I just want to exhale. Or better yet... explode.
I am desperately seeking sanctuary and I know I have to face this on my own. I have to face my own demons and defeat them.
Yes I am incoherent and cryptic.
I don't know if this is my cursed book or a great blessing. Hope for the Flowers is my ultimate favorite book. It's an allegory of life for me and how I see life... or so I thought. Ironically, I never had a copy of this book because I ended up giving my copy to an ex of mine. May be sending out this book cursed my relationships? Haha, damn, I don't know.
I always send this book with love, hope and well wishes that I'm not losing hope in love and I have fate that there will be a better time for everyone. Now I'm skeptic in my own beliefs, I always wish this but I never kept my words. I killed all the love I have for all my past... May be out of spite. May be out of survival. But I want to say I'm sorry that I didn't turn out to be their YELLOWs.

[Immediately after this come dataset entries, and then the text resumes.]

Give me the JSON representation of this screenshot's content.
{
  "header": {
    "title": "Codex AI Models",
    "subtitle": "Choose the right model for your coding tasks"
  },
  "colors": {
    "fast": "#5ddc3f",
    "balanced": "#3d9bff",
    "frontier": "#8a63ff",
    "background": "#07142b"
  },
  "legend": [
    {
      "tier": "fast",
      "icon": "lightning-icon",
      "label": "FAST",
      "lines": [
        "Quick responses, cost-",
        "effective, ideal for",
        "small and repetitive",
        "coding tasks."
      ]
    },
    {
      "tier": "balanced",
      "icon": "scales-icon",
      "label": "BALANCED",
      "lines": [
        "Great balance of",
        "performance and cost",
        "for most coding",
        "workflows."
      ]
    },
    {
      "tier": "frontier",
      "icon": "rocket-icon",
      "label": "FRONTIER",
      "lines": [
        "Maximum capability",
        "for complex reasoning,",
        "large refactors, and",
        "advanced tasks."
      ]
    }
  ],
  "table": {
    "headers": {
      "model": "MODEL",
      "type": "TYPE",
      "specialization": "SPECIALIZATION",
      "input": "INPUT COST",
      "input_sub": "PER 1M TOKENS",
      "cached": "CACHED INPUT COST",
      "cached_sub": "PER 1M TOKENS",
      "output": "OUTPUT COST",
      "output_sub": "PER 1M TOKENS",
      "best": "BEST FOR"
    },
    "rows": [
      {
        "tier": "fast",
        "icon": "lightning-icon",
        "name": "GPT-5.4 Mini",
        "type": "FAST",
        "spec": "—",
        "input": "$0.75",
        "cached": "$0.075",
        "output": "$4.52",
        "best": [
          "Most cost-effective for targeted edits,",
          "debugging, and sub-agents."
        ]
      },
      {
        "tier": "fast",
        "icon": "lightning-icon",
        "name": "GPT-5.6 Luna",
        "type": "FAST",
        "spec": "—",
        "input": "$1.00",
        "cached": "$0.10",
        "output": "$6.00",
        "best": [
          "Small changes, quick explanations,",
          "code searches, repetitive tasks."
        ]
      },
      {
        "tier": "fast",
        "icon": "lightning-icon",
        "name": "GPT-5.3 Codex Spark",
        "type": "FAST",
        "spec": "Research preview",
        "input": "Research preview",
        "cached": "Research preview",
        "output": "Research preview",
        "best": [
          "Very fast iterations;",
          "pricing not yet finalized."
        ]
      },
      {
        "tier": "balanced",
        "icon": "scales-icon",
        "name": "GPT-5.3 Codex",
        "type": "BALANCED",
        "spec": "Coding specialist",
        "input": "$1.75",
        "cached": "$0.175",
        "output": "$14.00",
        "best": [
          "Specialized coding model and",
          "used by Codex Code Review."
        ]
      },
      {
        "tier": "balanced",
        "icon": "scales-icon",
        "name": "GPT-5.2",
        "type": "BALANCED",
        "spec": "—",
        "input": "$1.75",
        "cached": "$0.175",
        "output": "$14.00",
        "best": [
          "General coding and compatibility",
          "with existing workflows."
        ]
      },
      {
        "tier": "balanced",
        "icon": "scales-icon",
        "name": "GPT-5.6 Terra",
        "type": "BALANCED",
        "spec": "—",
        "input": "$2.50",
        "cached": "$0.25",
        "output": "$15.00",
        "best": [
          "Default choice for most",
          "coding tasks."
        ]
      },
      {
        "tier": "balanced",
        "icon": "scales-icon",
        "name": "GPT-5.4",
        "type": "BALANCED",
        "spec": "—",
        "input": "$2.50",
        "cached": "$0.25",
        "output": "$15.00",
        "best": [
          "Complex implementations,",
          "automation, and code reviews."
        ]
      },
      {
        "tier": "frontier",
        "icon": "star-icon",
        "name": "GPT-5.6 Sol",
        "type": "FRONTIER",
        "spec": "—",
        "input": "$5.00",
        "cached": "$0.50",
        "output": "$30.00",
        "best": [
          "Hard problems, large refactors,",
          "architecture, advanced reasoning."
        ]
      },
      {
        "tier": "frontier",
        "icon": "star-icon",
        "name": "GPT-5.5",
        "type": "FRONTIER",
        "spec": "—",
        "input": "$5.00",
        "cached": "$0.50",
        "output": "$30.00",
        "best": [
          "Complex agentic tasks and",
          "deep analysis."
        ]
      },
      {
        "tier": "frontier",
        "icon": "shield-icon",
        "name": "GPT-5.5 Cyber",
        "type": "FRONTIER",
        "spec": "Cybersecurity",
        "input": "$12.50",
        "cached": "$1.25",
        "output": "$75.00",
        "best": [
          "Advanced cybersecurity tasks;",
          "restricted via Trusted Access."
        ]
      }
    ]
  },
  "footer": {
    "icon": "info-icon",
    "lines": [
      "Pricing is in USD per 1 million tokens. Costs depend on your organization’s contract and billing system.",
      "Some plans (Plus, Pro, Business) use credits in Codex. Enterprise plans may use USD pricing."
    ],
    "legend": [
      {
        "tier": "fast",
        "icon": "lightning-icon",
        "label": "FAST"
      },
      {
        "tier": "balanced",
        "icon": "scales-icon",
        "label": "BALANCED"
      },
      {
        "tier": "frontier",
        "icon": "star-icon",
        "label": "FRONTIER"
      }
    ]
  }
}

I wish I could but I've never felt better that I've moved on from my past.
Or may be I've changed? May be I 'wanted to fly so much that I already gave up being a caterpillar'...? I don't know. But it awfully feels so lonely lingering around and not knowing what to do and where to go. I'm so tired of guiding the wrong "Stripes" one caterpillar to another. I just feel so heartbroken having to give so much and still lingering around.
The book sends a good message of hope. But how long can I still hold on to? Yes, there will always be hope for the flowers... But butterflies don't live forever either... butterflies dies too.